Localization of k^2 (k a field)

Question

NOTE: I am taking rings to be commutative and unital.

$A$ is a ring. I am trying to find a counterexample to: $A_p$ integral domain $\forall$ prime ideals $p$ in $A$ $\implies$ $A$ is an integral domain.

I have seen some people on this site suggest $k^2$ for a field $k$, specifically $k = \mathbb{Q}$.

$k^2$ is clearly not an integral domain so $(0)$ is not a prime ideal. Hence the only primes are $k \times \{0\}, \{0\} \times k$. In fact these are maximal because $k^2 / k \times 0 \cong k$ is a field.

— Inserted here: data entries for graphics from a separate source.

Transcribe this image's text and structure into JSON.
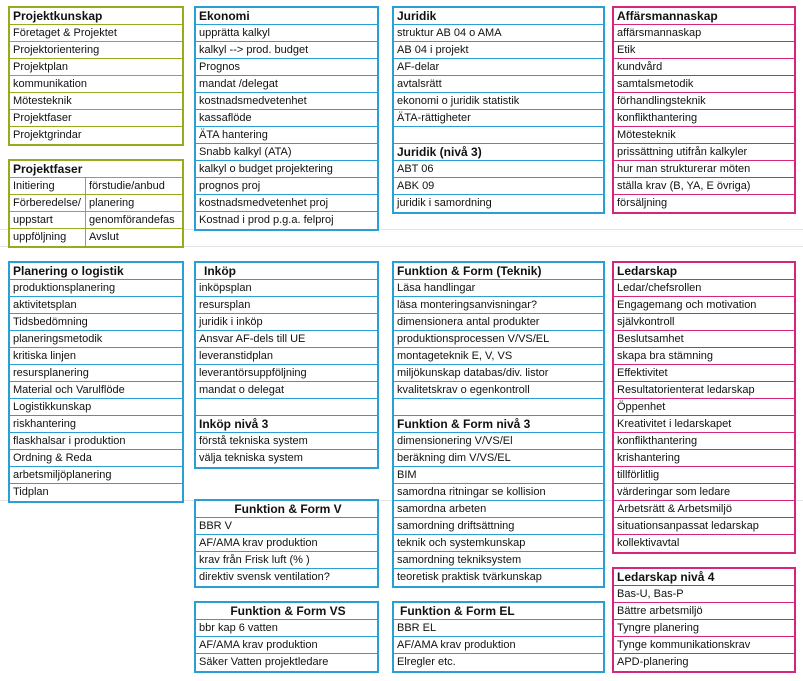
{
  "projektkunskap": {
    "title": "Projektkunskap",
    "items": [
      "Företaget & Projektet",
      "Projektorientering",
      "Projektplan",
      "kommunikation",
      "Mötesteknik",
      "Projektfaser",
      "Projektgrindar"
    ]
  },
  "projektfaser": {
    "title": "Projektfaser",
    "rows": [
      [
        "Initiering",
        "förstudie/anbud"
      ],
      [
        "Förberedelse/",
        "planering"
      ],
      [
        "uppstart",
        "genomförandefas"
      ],
      [
        "uppföljning",
        "Avslut"
      ]
    ]
  },
  "ekonomi": {
    "title": "Ekonomi",
    "items": [
      "upprätta kalkyl",
      "kalkyl --> prod. budget",
      "Prognos",
      "mandat /delegat",
      "kostnadsmedvetenhet",
      "kassaflöde",
      "ÄTA hantering",
      "Snabb kalkyl (ATA)",
      "kalkyl o budget projektering",
      "prognos proj",
      "kostnadsmedvetenhet proj",
      "Kostnad i prod p.g.a. felproj"
    ]
  },
  "juridik": {
    "title": "Juridik",
    "items": [
      "struktur AB 04 o AMA",
      "AB 04 i projekt",
      "AF-delar",
      "avtalsrätt",
      "ekonomi o juridik statistik",
      "ÄTA-rättigheter"
    ],
    "sub_title": "Juridik (nivå 3)",
    "sub_items": [
      "ABT 06",
      "ABK 09",
      "juridik i samordning"
    ]
  },
  "affarsmannaskap": {
    "title": "Affärsmannaskap",
    "items": [
      "affärsmannaskap",
      "Etik",
      "kundvård",
      "samtalsmetodik",
      "förhandlingsteknik",
      "konflikthantering",
      "Mötesteknik",
      "prissättning utifrån kalkyler",
      "hur man strukturerar möten",
      "ställa krav (B, YA, E övriga)",
      "försäljning"
    ]
  },
  "planering": {
    "title": "Planering o logistik",
    "items": [
      "produktionsplanering",
      "aktivitetsplan",
      "Tidsbedömning",
      "planeringsmetodik",
      "kritiska linjen",
      "resursplanering",
      "Material och Varulflöde",
      "Logistikkunskap",
      "riskhantering",
      "flaskhalsar i produktion",
      "Ordning & Reda",
      "arbetsmiljöplanering",
      "Tidplan"
    ]
  },
  "inkop": {
    "title": "Inköp",
    "items": [
      "inköpsplan",
      "resursplan",
      "juridik i inköp",
      "Ansvar AF-dels  till UE",
      "leveranstidplan",
      "leverantörsuppföljning",
      "mandat o delegat"
    ],
    "sub_title": "Inköp nivå 3",
    "sub_items": [
      "förstå tekniska system",
      "välja tekniska system"
    ]
  },
  "funktion_teknik": {
    "title": "Funktion & Form (Teknik)",
    "items": [
      "Läsa handlingar",
      "läsa monteringsanvisningar?",
      "dimensionera antal produkter",
      "produktionsprocessen V/VS/EL",
      "montageteknik E, V, VS",
      "miljökunskap databas/div. listor",
      "kvalitetskrav o egenkontroll"
    ],
    "sub_title": "Funktion & Form nivå 3",
    "sub_items": [
      "dimensionering V/VS/El",
      "beräkning dim V/VS/EL",
      "BIM",
      "samordna ritningar se kollision",
      "samordna arbeten",
      "samordning driftsättning",
      "teknik och systemkunskap",
      "samordning tekniksystem",
      "teoretisk praktisk tvärkunskap"
    ]
  },
  "ledarskap": {
    "title": "Ledarskap",
    "items": [
      "Ledar/chefsrollen",
      "Engagemang och motivation",
      "självkontroll",
      "Beslutsamhet",
      "skapa bra stämning",
      "Effektivitet",
      "Resultatorienterat ledarskap",
      "Öppenhet",
      "Kreativitet i ledarskapet",
      "konflikthantering",
      "krishantering",
      "tillförlitlig",
      "värderingar som ledare",
      "Arbetsrätt & Arbetsmiljö",
      "situationsanpassat ledarskap",
      "kollektivavtal"
    ]
  },
  "funktion_v": {
    "title": "Funktion & Form V",
    "items": [
      "BBR V",
      "AF/AMA krav produktion",
      " krav från Frisk luft (% )",
      "direktiv svensk ventilation?"
    ]
  },
  "ledarskap4": {
    "title": "Ledarskap nivå 4",
    "items": [
      "Bas-U, Bas-P",
      "Bättre arbetsmiljö",
      "Tyngre planering",
      "Tynge kommunikationskrav",
      "APD-planering"
    ]
  },
  "funktion_vs": {
    "title": "Funktion & Form VS",
    "items": [
      "bbr kap 6 vatten",
      "AF/AMA krav produktion",
      "Säker Vatten projektledare"
    ]
  },
  "funktion_el": {
    "title": "Funktion & Form EL",
    "items": [
      "BBR EL",
      "AF/AMA krav produktion",
      "Elregler etc."
    ]
  }
}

Now, localizing a ring at a maximal ideal should give that same ring back, i.e. if $m$ is a maximal ideal then $(A-m)^{-1}A$ will only have units as denominators essentially giving $A$ back...

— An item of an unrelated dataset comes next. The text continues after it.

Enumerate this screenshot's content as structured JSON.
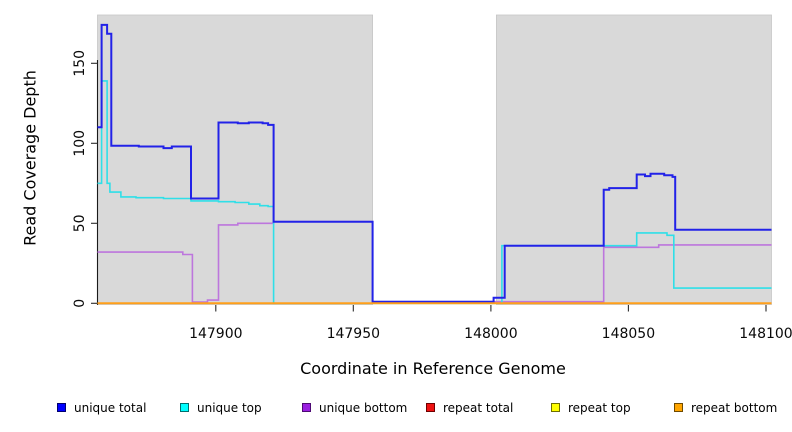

I do not see why this is a counterexample then since $A$ was not an integral domain to begin with. I think I am making a silly mistake, thank you for your help!

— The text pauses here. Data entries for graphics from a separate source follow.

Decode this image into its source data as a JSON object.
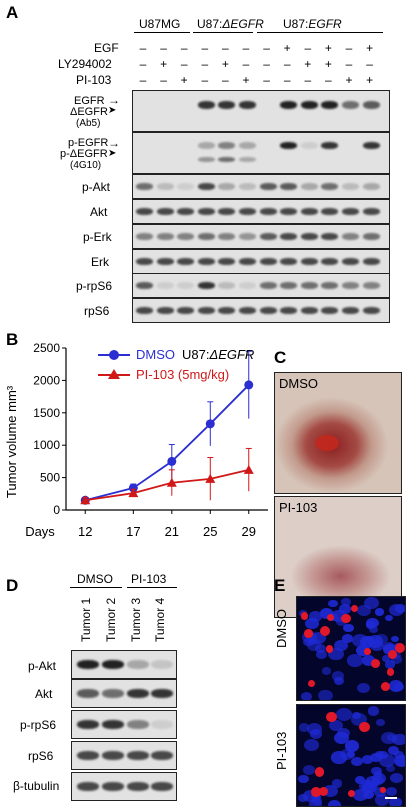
{
  "panelA": {
    "letter": "A",
    "groups": [
      "U87MG",
      "U87:",
      "ΔEGFR",
      "U87:",
      "EGFR"
    ],
    "cond_labels": [
      "EGF",
      "LY294002",
      "PI-103"
    ],
    "cond_rows": [
      [
        "–",
        "–",
        "–",
        "–",
        "–",
        "–",
        "–",
        "+",
        "–",
        "+",
        "–",
        "+"
      ],
      [
        "–",
        "+",
        "–",
        "–",
        "+",
        "–",
        "–",
        "–",
        "+",
        "+",
        "–",
        "–"
      ],
      [
        "–",
        "–",
        "+",
        "–",
        "–",
        "+",
        "–",
        "–",
        "–",
        "–",
        "+",
        "+"
      ]
    ],
    "blot_labels": [
      "EGFR",
      "ΔEGFR",
      "(Ab5)",
      "p-EGFR",
      "p-ΔEGFR",
      "(4G10)",
      "p-Akt",
      "Akt",
      "p-Erk",
      "Erk",
      "p-rpS6",
      "rpS6"
    ]
  },
  "panelB": {
    "letter": "B",
    "legend": [
      {
        "name": "DMSO",
        "color": "#2b2ed0"
      },
      {
        "name": "PI-103 (5mg/kg)",
        "color": "#d01818"
      }
    ],
    "cellline_prefix": "U87:",
    "cellline_suffix": "ΔEGFR"
  },
  "chart_data": {
    "type": "line",
    "x": [
      12,
      17,
      21,
      25,
      29
    ],
    "xlabel": "Days",
    "ylabel": "Tumor volume mm³",
    "ylim": [
      0,
      2500
    ],
    "yticks": [
      0,
      500,
      1000,
      1500,
      2000,
      2500
    ],
    "series": [
      {
        "name": "DMSO",
        "color": "#2b2ed0",
        "marker": "circle",
        "values": [
          150,
          340,
          750,
          1330,
          1930
        ],
        "err": [
          40,
          60,
          260,
          340,
          520
        ]
      },
      {
        "name": "PI-103 (5mg/kg)",
        "color": "#d01818",
        "marker": "triangle",
        "values": [
          150,
          260,
          420,
          480,
          620
        ],
        "err": [
          40,
          60,
          200,
          330,
          330
        ]
      }
    ]
  },
  "panelC": {
    "letter": "C",
    "labels": [
      "DMSO",
      "PI-103"
    ]
  },
  "panelD": {
    "letter": "D",
    "groups": [
      "DMSO",
      "PI-103"
    ],
    "lanes": [
      "Tumor 1",
      "Tumor 2",
      "Tumor 3",
      "Tumor 4"
    ],
    "blot_labels": [
      "p-Akt",
      "Akt",
      "p-rpS6",
      "rpS6",
      "β-tubulin"
    ]
  },
  "panelE": {
    "letter": "E",
    "labels": [
      "DMSO",
      "PI-103"
    ]
  }
}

Edit: I realize my characterization of localization at max ideals only works for local rings.

Edit 2: Still not sure I get what the localization, say, $(\mathbb{Q}^2)_{\mathbb{Q}\times0}$ ends up being...

Answer 1

Your ring is not local. Localising at a prime ideal yields a local ring (this close relation is the reson the two notions share name).

Note that $A-m$ does not contain only units. Let $m = \{(x, 0)\mid x\in k\}$. Then $A-m$ contains, elements like $(0,1)$. So, if $\psi$ is the canonical map $A\to A_m$ (and if you'll allow me to use fractions for elements of $A_m$), we have $$ \psi(x, 0) = \frac{(x, 0)}{(1, 1)} = \frac{(x, 0)\cdot(0, 1)}{(1, 1)\cdot(0,1)} = \frac{(0,0)}{(0, 1)} = \frac{(0,0)\cdot(0,1)}{(1, 1)\cdot(0,1)} = \frac{(0,0)}{(1, 1)} = \psi(0, 0) $$ In fact, $\ker\psi = m$, which makes $A_m\cong A/m$ an integral domain.